Yes, it sounds as though he is addicted and that should be troubling. Even though you only smoke outside, your smoke does not entirely stay outside. It travels inside on your clothes and your person, allowing the rats to inhale the remnants. Small amounts of second-hand smoke may not seem like much to us, but it's more than enough for a rat.

It would be absolute best if you keep your last pack outside of the house and not purchase another.


----------



## Rat Daddy (Sep 25, 2011)

I'm way too old to apologize for being a smoker or a rat owner. And I was a smoker before I was ever born.... so I'm not looking for support or encouragement one way or another and NO I'm not going to stand outside my own house to have a smoke in the rain....

But to be entirely honest, Fuzzy Rat did love to destroy my cigarettes, she would steal them, tear them up or even if I was distracted she would walk right down my arm and punch holes in them around the filters while they were lit, but oddly she would cart off butts out of the ashtray and tear them up too. So whereas some rats might like to eat cigarettes, there are unfortunately those that actually make it their life's mission to get you to quit. Despite some of her obnoxious habits, I still miss that rat.


----------



## Daize (Jun 8, 2013)

Ruka said:


> I'm trying, haha.
> 
> But no, it doesn't matter where I put them... he searches and searches...
> 
> I am not sure if obsession with items is healthy for rats..
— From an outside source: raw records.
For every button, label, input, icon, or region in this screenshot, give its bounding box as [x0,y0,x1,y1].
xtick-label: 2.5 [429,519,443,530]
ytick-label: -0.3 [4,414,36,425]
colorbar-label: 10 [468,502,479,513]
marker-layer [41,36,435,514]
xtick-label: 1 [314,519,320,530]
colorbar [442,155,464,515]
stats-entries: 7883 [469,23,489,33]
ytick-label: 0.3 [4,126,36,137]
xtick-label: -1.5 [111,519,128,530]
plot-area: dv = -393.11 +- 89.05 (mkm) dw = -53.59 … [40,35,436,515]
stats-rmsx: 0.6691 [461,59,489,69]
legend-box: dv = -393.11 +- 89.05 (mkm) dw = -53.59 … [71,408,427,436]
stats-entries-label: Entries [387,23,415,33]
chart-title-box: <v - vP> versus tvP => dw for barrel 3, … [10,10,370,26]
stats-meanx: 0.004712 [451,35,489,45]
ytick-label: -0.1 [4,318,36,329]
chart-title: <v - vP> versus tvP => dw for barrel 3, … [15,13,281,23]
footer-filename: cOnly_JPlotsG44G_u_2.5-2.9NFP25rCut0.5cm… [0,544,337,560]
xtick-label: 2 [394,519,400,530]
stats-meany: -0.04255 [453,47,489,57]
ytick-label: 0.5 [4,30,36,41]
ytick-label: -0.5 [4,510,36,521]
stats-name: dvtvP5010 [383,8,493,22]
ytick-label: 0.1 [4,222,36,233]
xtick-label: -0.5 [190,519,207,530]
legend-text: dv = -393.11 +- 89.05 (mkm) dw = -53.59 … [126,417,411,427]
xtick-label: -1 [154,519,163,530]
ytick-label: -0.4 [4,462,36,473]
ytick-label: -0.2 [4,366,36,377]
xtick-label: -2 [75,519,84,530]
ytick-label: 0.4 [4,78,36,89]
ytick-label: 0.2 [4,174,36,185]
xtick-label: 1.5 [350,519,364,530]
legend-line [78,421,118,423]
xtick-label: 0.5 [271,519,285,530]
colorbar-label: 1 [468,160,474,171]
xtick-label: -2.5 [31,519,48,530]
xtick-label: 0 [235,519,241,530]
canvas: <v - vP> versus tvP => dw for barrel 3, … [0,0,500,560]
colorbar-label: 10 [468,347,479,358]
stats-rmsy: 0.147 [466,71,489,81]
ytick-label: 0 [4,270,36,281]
If you keep your cigarettes locked in your car. Your rat won't be able to get to them. It will be more of a hassle to go out to the car to get a cigarette, but since you're trying to quit. Making it harder/more hassle to get one might be a good thing.


----------



## Mball77 (Jul 3, 2013)

I just quit right before I got my rats. It took me years to quit. I understand "I'm trying". It was the hardest thing I've ever done. I during sessions of cold turkey which all failed I almost became violent. Like Rat Daddy, I was addicted before I was born. My mom also addicted before she was born. Long line of smoking moms. I'm on e-cigs now. I only did that because they became affordable and my agreement to the lease of my apt is no smoking on the property which sucks when its raining. In other words, I feel ya.

Yes, little ratty is probably addicted. Wild hedgehogs LOVE cigarettes and raid ashtrays often. Also when your trying to quite what the first thing that triggers you "I will punch my own grandmother for a smoke right now" reaction. The smell. The smell on clothes, in your hair. Not to make you feel bad but just think about when you try to quit and what that smell does to you and think of your ratty.


----------